My initial thoughts were that these objects were obviously still referenced, so not eligible for collection - but when the Old Gen fills and prompts a serial collection, 5.5 GiB of the 6 GiB is recovered.
The Eden space is sized at 3 GiB, and takes around 20-30 seconds to fill enough to prompt a young collection. Survivor space usage fluctuates between 800 - 1250 MiB, with a 1.5 GiB maximum (each).
With the objects in the old gen eligible for collection, and the server having plenty of (apparent) resources, I don't understand why the CMS collector isn't keeping on top of the old gen size:
What could cause this scenario and are there any solutions?

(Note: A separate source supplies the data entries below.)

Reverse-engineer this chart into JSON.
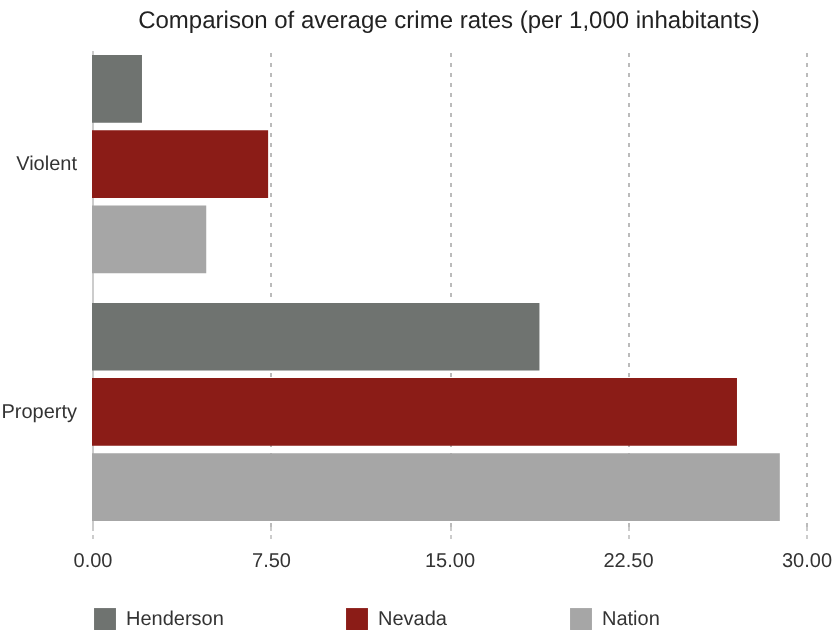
{
  "chart_data": {
    "type": "bar",
    "orientation": "horizontal",
    "title": "Comparison of average crime rates (per 1,000 inhabitants)",
    "categories": [
      "Violent",
      "Property"
    ],
    "series": [
      {
        "name": "Henderson",
        "color": "#6f7370",
        "values": [
          2.1,
          18.8
        ]
      },
      {
        "name": "Nevada",
        "color": "#8b1c17",
        "values": [
          7.4,
          27.1
        ]
      },
      {
        "name": "Nation",
        "color": "#a6a6a6",
        "values": [
          4.8,
          28.9
        ]
      }
    ],
    "xlim": [
      0,
      30
    ],
    "xticks": [
      {
        "value": 0,
        "label": "0.00"
      },
      {
        "value": 7.5,
        "label": "7.50"
      },
      {
        "value": 15,
        "label": "15.00"
      },
      {
        "value": 22.5,
        "label": "22.50"
      },
      {
        "value": 30,
        "label": "30.00"
      }
    ],
    "grid": "x",
    "legend": "bottom"
  }
}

I'm aware of the occupancy fraction, but I don't understand the implications of the CMSIncrementalSafetyFactor
- I've read some Oracle documentation, but I don't know what "add[ing] conservatism when computing the duty cycle" actually means..?
Alternatives
Switching to a parallel / throughput collector yields a very low GC overhead (1.8%) but leaves occasional (50 times per day) long pauses - around 20 seconds for each full GC. Even with some tuning, this isn't likely to meet our max pause target.
In an ideal world, we'd be able to experiment with the G1 collector, but for various reasons we are stuck with a Java 6 JVM.